McLeod and Hammond lay in a shell hole until nightfall when they were rescued by soldiers from the South African Scottish Regiment.

One of the South African rescuers said 60 years later: “Both were burnt and in a bad way. Captain Ward and I cheered them as best we could until dusk (dark) enough for our bearers to carry them back to a dressing station. In order to cheer McLeod I said, ‘You will be a blighty (the term for a wound that takes one from the front) in a few days.’

“He said, ‘That’s just the trouble, I would like to have a crack at that so-and-so that brought me down.’”

Despite his ordeal, when relating the events of that fateful day to his parents, McLeod wrote that he was “mighty sorry to have left France now the fun has begun. If I could, I’d go back today, for we were having loads of fun; beaucoup Huns to scrap with and everything, it was grand.”

McLeod seems not to have had any concept of human vulnerability. His survival from so many wounds probably added to his belief in his own immortality.

McLeod and Hammond were taken by stretcher to a dressing station a couple of kilometres from where they had crashed. “Then we were put in an ambulance and taken to a casualty clearing station at Amiens. It was a Canadian one and some of the doctors and nurses knew Dad ( his father was a doctor).”

McLeod had stops in other medical facilities in France until being shipped across the channel to England. He wrote his parents on April 2, 1918, from a hospital bed in Prince of Wales Hospital in London.

“Please don’t worry,” he wrote. “It would be just like you both, and I’m fit as a fiddle. I believe our escape was one of the most remarkable I ever heard of. Here I am six days after, feeling like a prize fighter, and have just shown one of the fellows in this room that I am one.” 

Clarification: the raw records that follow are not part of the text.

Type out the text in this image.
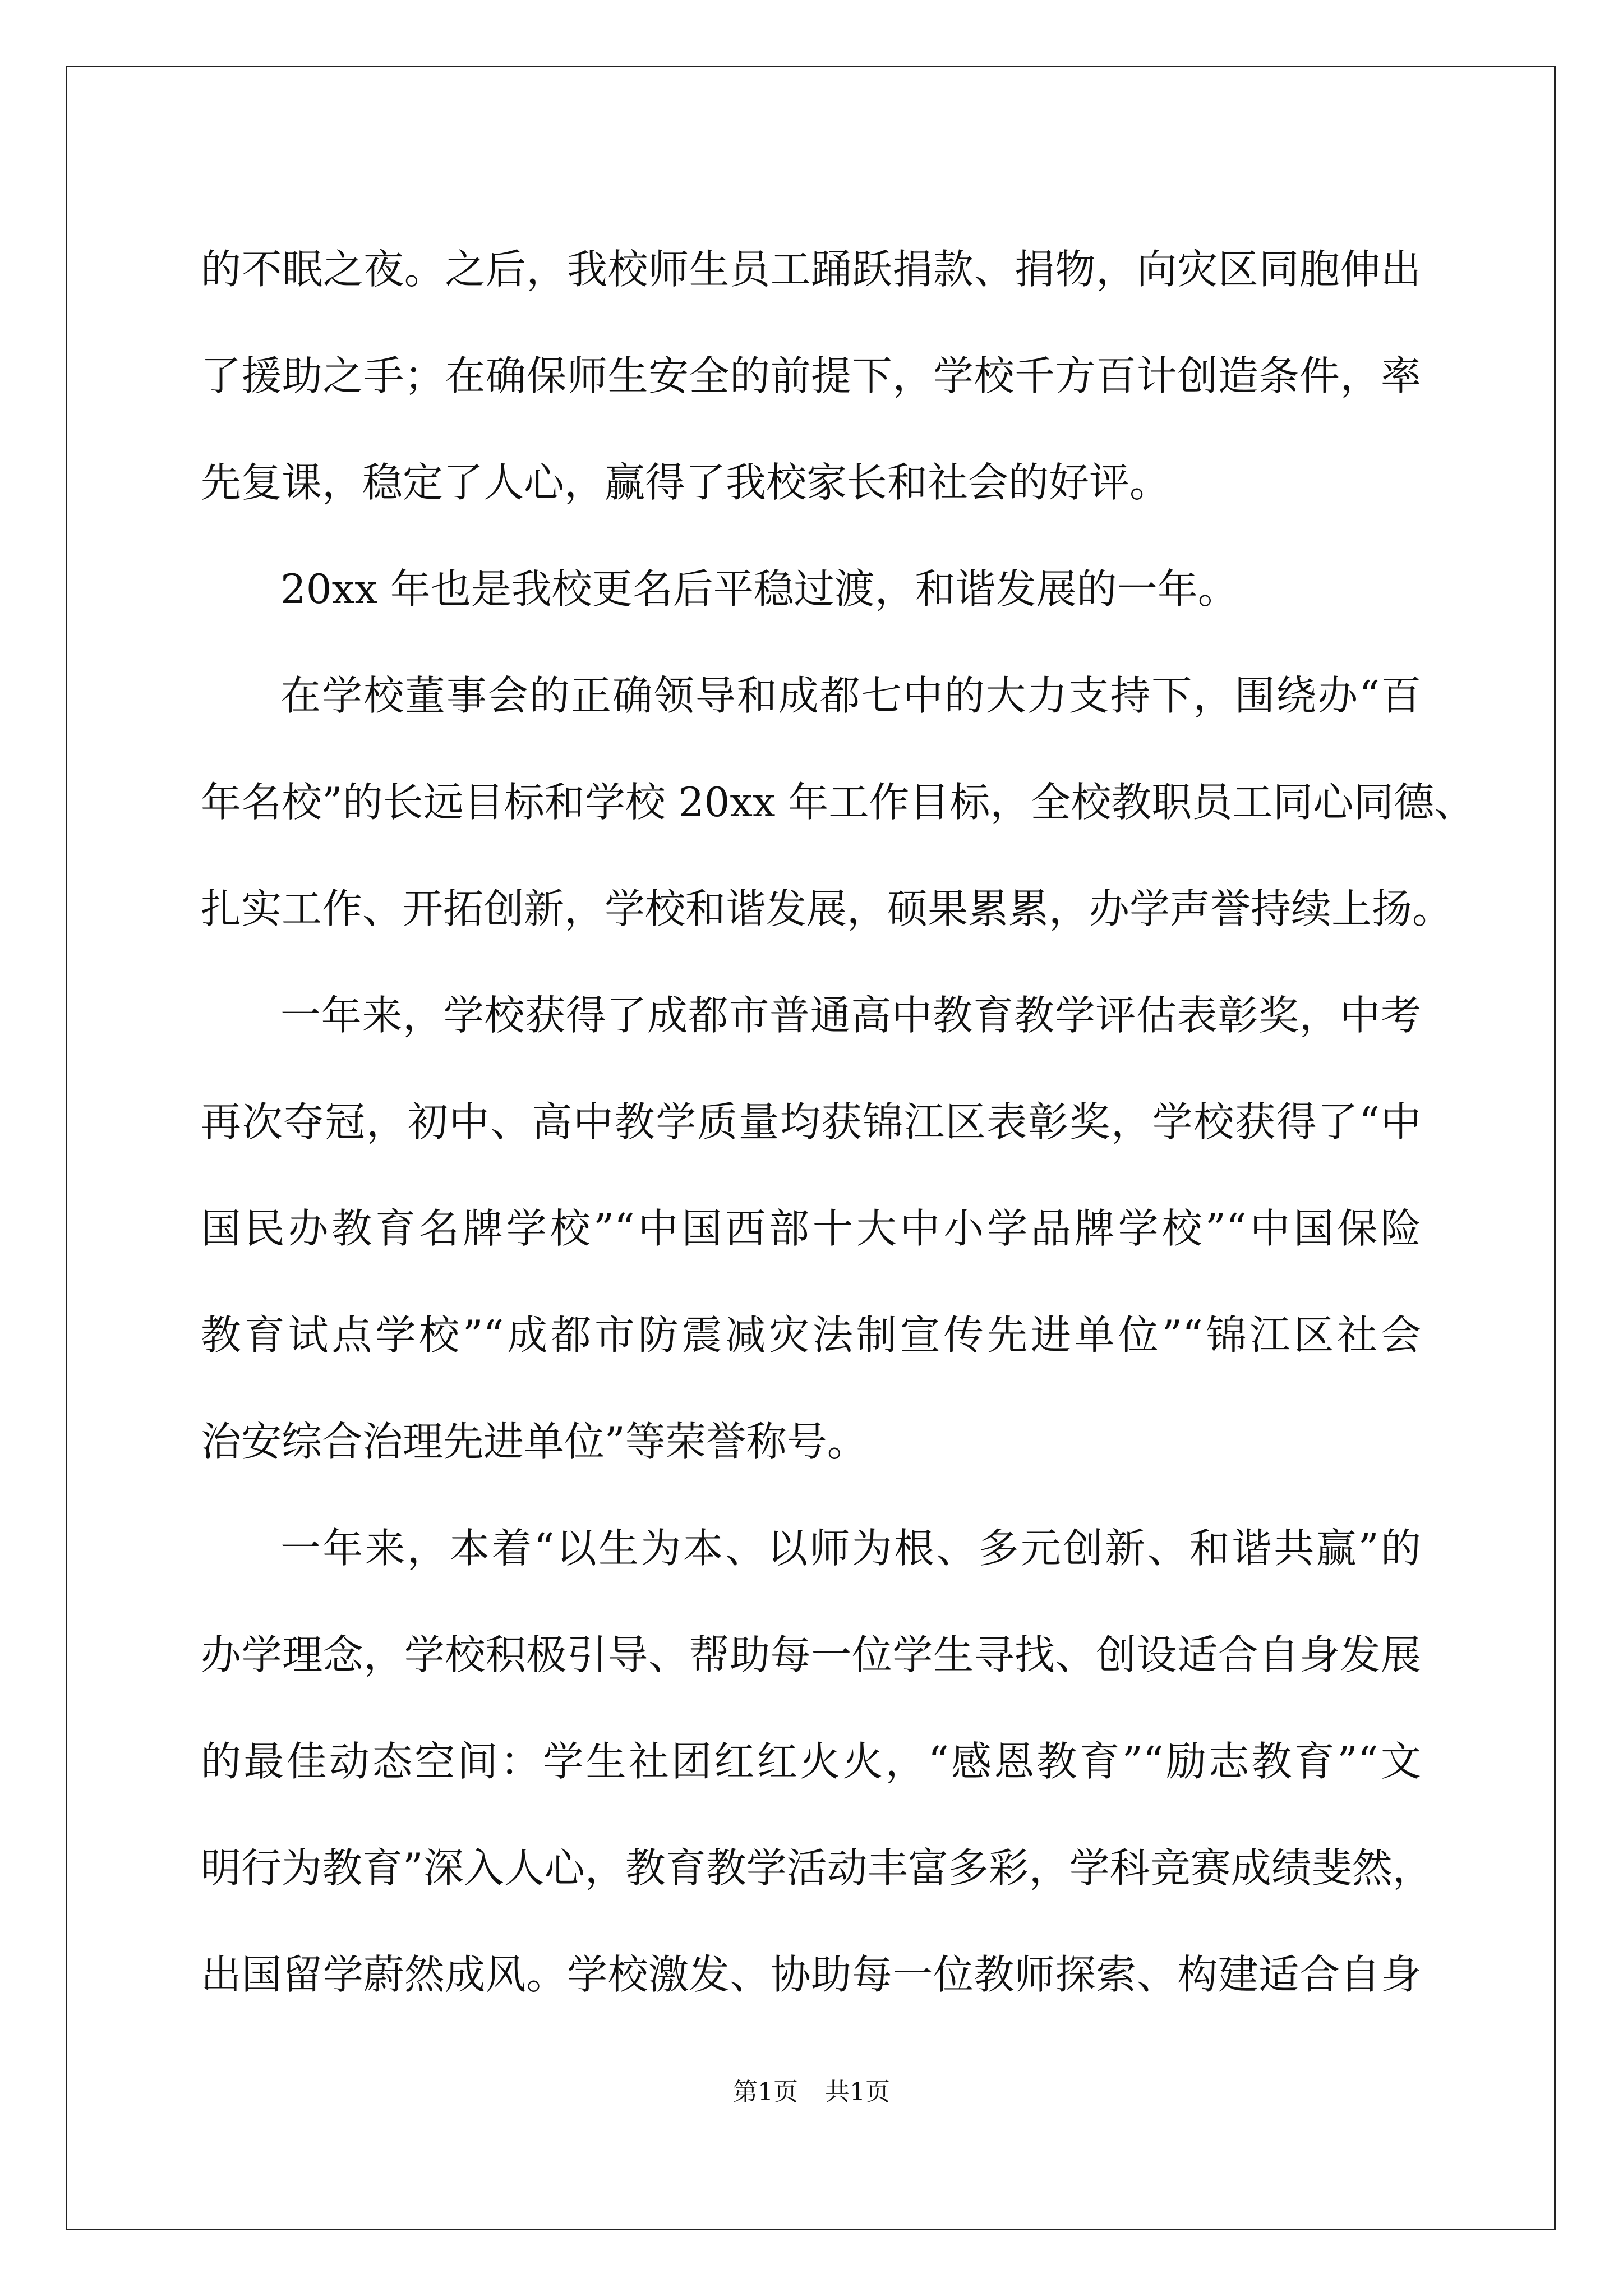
的不眠之夜。之后，我校师生员工踊跃捐款、捐物，向灾区同胞伸出
了援助之手；在确保师生安全的前提下，学校千方百计创造条件，率
先复课，稳定了人心，赢得了我校家长和社会的好评。
20xx 年也是我校更名后平稳过渡，和谐发展的一年。
在学校董事会的正确领导和成都七中的大力支持下，围绕办“百
年名校”的长远目标和学校 20xx 年工作目标，全校教职员工同心同德、
扎实工作、开拓创新，学校和谐发展，硕果累累，办学声誉持续上扬。
一年来，学校获得了成都市普通高中教育教学评估表彰奖，中考
再次夺冠，初中、高中教学质量均获锦江区表彰奖，学校获得了“中
国民办教育名牌学校”“中国西部十大中小学品牌学校”“中国保险
教育试点学校”“成都市防震减灾法制宣传先进单位”“锦江区社会
治安综合治理先进单位”等荣誉称号。
一年来，本着“以生为本、以师为根、多元创新、和谐共赢”的
办学理念，学校积极引导、帮助每一位学生寻找、创设适合自身发展
的最佳动态空间：学生社团红红火火，“感恩教育”“励志教育”“文
明行为教育”深入人心，教育教学活动丰富多彩，学科竞赛成绩斐然，
出国留学蔚然成风。学校激发、协助每一位教师探索、构建适合自身
第1页 共1页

McLeod said he and his hospital mates engaged in “pillow fights, scraps and all kind of sport,” all of which is a reflection of their still youthful exuberance.

Upon hearing of his son’s wounds and that he would receive the VC, Dr. McLeod journeyed from Canada to England. On April 4, with his father at his side, 19-year-old McLeod received his VC at Buckingham Palace. Because of his weakness, he had to return to hospital while his father attended the luncheon in his honour hosted by King George V at Windsor Castle.

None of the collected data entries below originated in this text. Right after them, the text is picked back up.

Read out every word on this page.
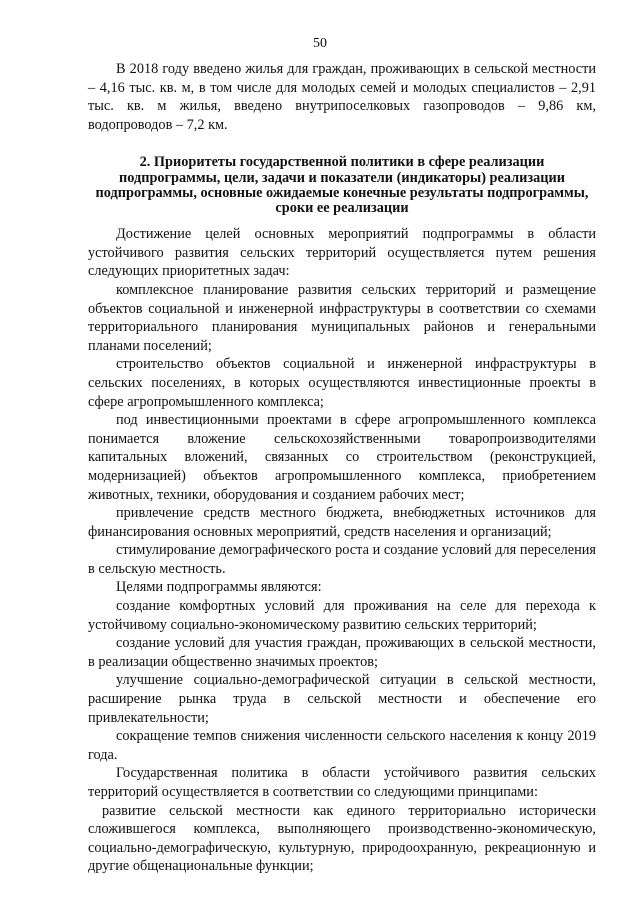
50

В 2018 году введено жилья для граждан, проживающих в сельской местности – 4,16 тыс. кв. м, в том числе для молодых семей и молодых специалистов – 2,91 тыс. кв. м жилья, введено внутрипоселковых газопроводов – 9,86 км, водопроводов – 7,2 км.

2. Приоритеты государственной политики в сфере реализации подпрограммы, цели, задачи и показатели (индикаторы) реализации подпрограммы, основные ожидаемые конечные результаты подпрограммы, сроки ее реализации

Достижение целей основных мероприятий подпрограммы в области устойчивого развития сельских территорий осуществляется путем решения следующих приоритетных задач:

комплексное планирование развития сельских территорий и размещение объектов социальной и инженерной инфраструктуры в соответствии со схемами территориального планирования муниципальных районов и генеральными планами поселений;

строительство объектов социальной и инженерной инфраструктуры в сельских поселениях, в которых осуществляются инвестиционные проекты в сфере агропромышленного комплекса;

под инвестиционными проектами в сфере агропромышленного комплекса понимается вложение сельскохозяйственными товаропроизводителями капитальных вложений, связанных со строительством (реконструкцией, модернизацией) объектов агропромышленного комплекса, приобретением животных, техники, оборудования и созданием рабочих мест;

привлечение средств местного бюджета, внебюджетных источников для финансирования основных мероприятий, средств населения и организаций;

стимулирование демографического роста и создание условий для переселения в сельскую местность.

Целями подпрограммы являются:

создание комфортных условий для проживания на селе для перехода к устойчивому социально-экономическому развитию сельских территорий;

создание условий для участия граждан, проживающих в сельской местности, в реализации общественно значимых проектов;

улучшение социально-демографической ситуации в сельской местности, расширение рынка труда в сельской местности и обеспечение его привлекательности;

сокращение темпов снижения численности сельского населения к концу 2019 года.

Государственная политика в области устойчивого развития сельских территорий осуществляется в соответствии со следующими принципами:

развитие сельской местности как единого территориально исторически сложившегося комплекса, выполняющего производственно-экономическую, социально-демографическую, культурную, природоохранную, рекреационную и другие общенациональные функции;
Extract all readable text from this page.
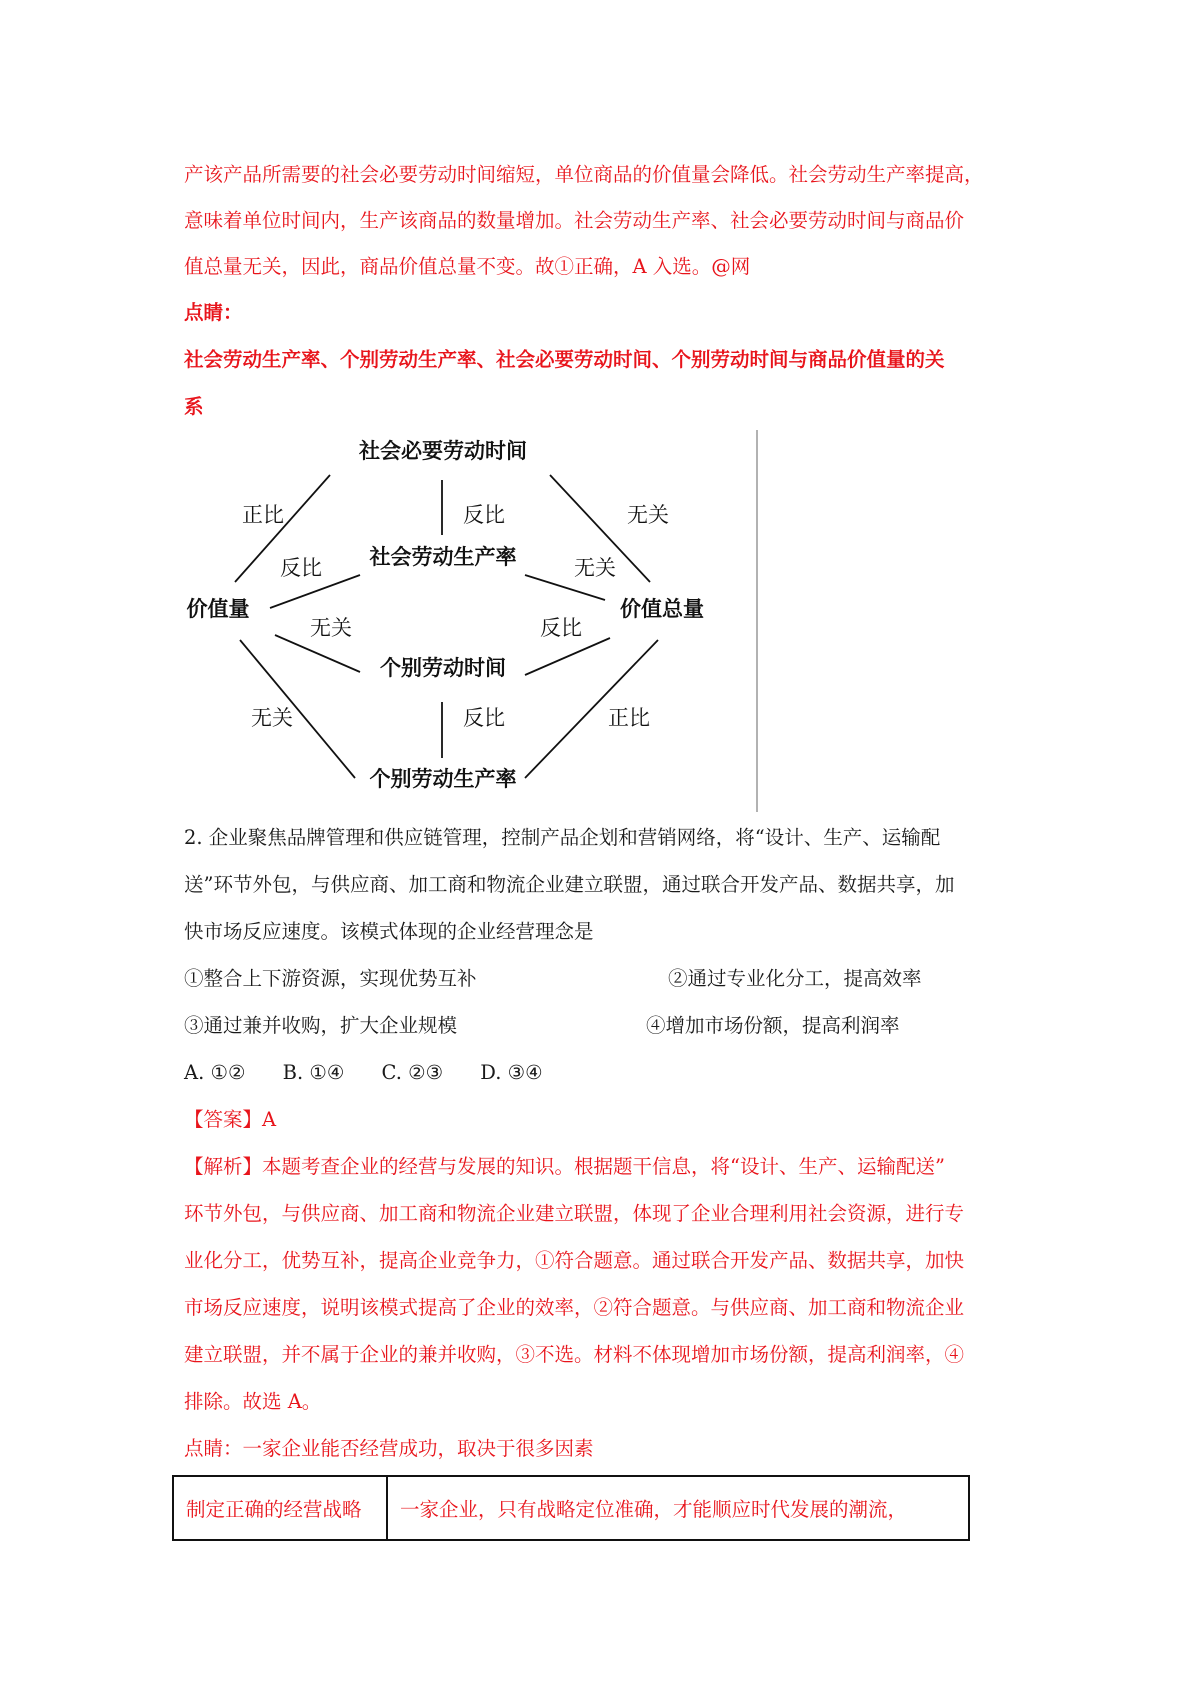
产该产品所需要的社会必要劳动时间缩短，单位商品的价值量会降低。社会劳动生产率提高，
意味着单位时间内，生产该商品的数量增加。社会劳动生产率、社会必要劳动时间与商品价
值总量无关，因此，商品价值总量不变。故①正确，A 入选。@网
点睛：
社会劳动生产率、个别劳动生产率、社会必要劳动时间、个别劳动时间与商品价值量的关
系
社会必要劳动时间
社会劳动生产率
价值量	价值总量
个别劳动时间
个别劳动生产率
正比	反比	无关
反比	无关
无关	反比
无关	反比	正比
2. 企业聚焦品牌管理和供应链管理，控制产品企划和营销网络，将“设计、生产、运输配
送”环节外包，与供应商、加工商和物流企业建立联盟，通过联合开发产品、数据共享，加
快市场反应速度。该模式体现的企业经营理念是
①整合上下游资源，实现优势互补	②通过专业化分工，提高效率
③通过兼并收购，扩大企业规模	④增加市场份额，提高利润率
A. ①②      B. ①④      C. ②③      D. ③④
【答案】A
【解析】本题考查企业的经营与发展的知识。根据题干信息，将“设计、生产、运输配送”
环节外包，与供应商、加工商和物流企业建立联盟，体现了企业合理利用社会资源，进行专
业化分工，优势互补，提高企业竞争力，①符合题意。通过联合开发产品、数据共享，加快
市场反应速度，说明该模式提高了企业的效率，②符合题意。与供应商、加工商和物流企业
建立联盟，并不属于企业的兼并收购，③不选。材料不体现增加市场份额，提高利润率，④
排除。故选 A。
点睛：一家企业能否经营成功，取决于很多因素
制定正确的经营战略	一家企业，只有战略定位准确，才能顺应时代发展的潮流，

Accompanied by his father, McLeod returned to Stonewall. He died just a few days later from the Spanish Flu. 

McLeod is buried in Old Kildonan Cemetery in Winnipeg. His VC is now on display at the Canadian War Museum in Ottawa which also has the original letter he wrote to his parents on April 2, 1918. The original acrylic painting of McLeod by George Tanner was commissioned by the Heritage Department of Air Command in 1994 and is part of the McLeod Display in the Air Command Museum. A hangar at RCAF Camp Borden, one of eight dating back to the First World War, was named in McLeod’s honour in 2004. 

McLeod was inducted into the Canadian Aviation Hall of Fame in 1973.